DWP board president says he plans to resign
Mayor Antonio Villaraigosa's top appointee at the Los Angeles Department of Water and Power said Tuesday he would step down from his post at the end of the year, the latest example of churn in an agency that has experienced frequent leadership turnover since the mayor has been in office.
DWP Commission President Lee Kanon Alpert said the volunteer post had forced him to spend huge amounts of time away from his law practice and his family.
"I just can't any longer continue to do it," Alpert told the audience at the board's regular meeting.
Fighting back tears as he spoke, Alpert thanked Villaraigosa, the City Council and Brian D'Arcy, the head of the powerful DWP employee union. "We have worked exceedingly well together," he said, referring to D'Arcy.

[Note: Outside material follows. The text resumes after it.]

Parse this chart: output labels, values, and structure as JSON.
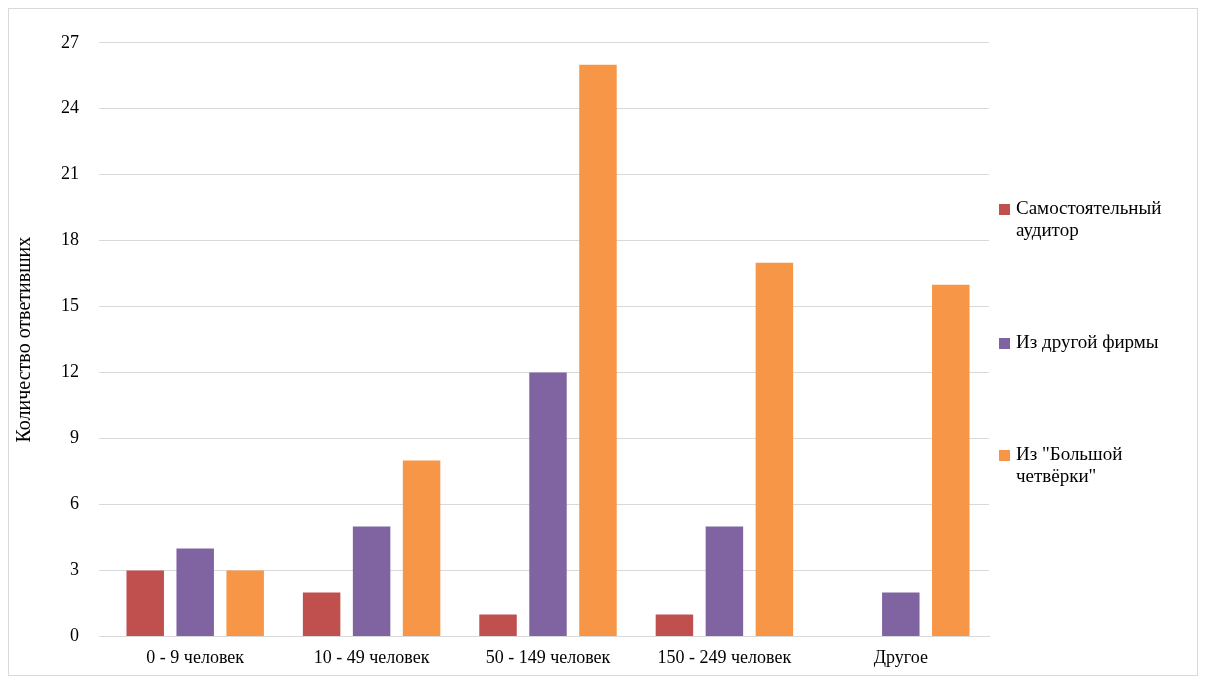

The announcement comes as the utility is considering a plan to raise electricity rates by an average of 5% to 8% each of the next five years. The departure also follows a period of upheaval for the nation's largest municipally-owned utility as it attempts to meet the mayor's lofty environmental goals by dramatically expanding its use of renewable energy.

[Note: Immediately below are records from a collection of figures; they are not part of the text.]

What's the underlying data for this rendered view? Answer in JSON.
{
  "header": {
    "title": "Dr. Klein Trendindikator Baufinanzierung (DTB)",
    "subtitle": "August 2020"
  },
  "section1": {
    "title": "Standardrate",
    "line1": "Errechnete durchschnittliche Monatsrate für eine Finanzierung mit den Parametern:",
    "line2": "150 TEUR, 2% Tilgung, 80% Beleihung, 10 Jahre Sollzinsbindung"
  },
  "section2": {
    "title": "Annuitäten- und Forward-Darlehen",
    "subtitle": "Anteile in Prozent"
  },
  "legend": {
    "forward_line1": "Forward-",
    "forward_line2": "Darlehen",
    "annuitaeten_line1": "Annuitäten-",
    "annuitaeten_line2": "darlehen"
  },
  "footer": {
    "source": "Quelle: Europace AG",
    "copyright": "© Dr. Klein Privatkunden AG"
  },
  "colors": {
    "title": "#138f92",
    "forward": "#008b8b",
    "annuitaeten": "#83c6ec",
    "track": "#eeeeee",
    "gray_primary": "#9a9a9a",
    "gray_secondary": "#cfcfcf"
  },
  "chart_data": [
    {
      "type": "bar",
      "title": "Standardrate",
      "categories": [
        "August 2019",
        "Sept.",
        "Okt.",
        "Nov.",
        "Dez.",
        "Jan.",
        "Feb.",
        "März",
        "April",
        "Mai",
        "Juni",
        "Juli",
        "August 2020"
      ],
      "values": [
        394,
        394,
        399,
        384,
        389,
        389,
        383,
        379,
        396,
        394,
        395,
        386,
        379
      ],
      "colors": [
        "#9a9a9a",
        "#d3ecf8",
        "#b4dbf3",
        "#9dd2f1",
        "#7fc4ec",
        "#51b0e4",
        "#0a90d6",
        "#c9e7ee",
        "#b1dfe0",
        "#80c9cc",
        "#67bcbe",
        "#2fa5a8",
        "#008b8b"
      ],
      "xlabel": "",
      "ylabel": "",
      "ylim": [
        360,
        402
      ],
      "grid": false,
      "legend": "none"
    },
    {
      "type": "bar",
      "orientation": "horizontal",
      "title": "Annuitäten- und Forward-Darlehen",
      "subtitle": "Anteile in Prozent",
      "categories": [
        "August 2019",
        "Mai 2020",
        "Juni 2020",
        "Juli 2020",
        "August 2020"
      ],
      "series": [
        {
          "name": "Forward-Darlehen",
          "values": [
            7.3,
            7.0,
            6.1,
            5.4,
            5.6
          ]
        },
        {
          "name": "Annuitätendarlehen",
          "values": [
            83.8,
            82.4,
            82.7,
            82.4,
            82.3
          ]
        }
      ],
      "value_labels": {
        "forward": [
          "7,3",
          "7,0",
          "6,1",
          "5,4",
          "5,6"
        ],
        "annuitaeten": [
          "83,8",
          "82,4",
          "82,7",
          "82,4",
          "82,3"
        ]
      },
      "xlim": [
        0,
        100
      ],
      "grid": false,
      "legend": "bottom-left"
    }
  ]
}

Alpert was at the center of a nasty fight over electricity rates last spring, one that nearly pushed the city to the financial brink as the DWP threatened to withhold $73.5 million from the budget that pays for police officers, firefighters and basic services. In one extraordinary night meeting in March, members of the City Council warned the DWP commission that ratepayers could not afford Villaraigosa's proposed rate hike and implored the panel to approve an alternative plan that would give Villaraigosa three-fourths of what he wanted.

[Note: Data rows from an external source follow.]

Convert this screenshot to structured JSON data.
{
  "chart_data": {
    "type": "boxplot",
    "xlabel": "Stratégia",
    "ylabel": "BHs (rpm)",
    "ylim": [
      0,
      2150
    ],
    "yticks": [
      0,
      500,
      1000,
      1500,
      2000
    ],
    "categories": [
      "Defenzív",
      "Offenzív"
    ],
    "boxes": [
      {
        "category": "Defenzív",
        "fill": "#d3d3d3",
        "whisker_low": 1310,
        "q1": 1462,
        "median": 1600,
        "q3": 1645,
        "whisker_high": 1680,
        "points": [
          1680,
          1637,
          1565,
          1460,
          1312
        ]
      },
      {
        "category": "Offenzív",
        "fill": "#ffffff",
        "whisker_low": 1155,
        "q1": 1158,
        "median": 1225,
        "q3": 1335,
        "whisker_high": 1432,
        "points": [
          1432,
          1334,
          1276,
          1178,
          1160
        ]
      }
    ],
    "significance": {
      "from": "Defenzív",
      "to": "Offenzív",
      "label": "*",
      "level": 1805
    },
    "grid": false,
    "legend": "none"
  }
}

Instead, the panel abruptly took a break and went into rooms behind the meeting chamber where Villaraigosa's three top aides were already assembled. After phone calls between the mayor, Alpert and Villaraigosa chief of staff Jeff Carr, the panel reconvened and approved a rate hike that was closer to the mayor's in size, according to two people familiar with the sequence of events.
That decision spurred several members of the council to complain that Villaraigosa's DWP commissioners lack the ability to turn down the mayor's wishes, even when such a move is in the interest of the department.
“That clearly was something that only could have occurred in a situation where there’s no independence, where they felt they had to do what the mayor said," Councilman Paul Koretz said.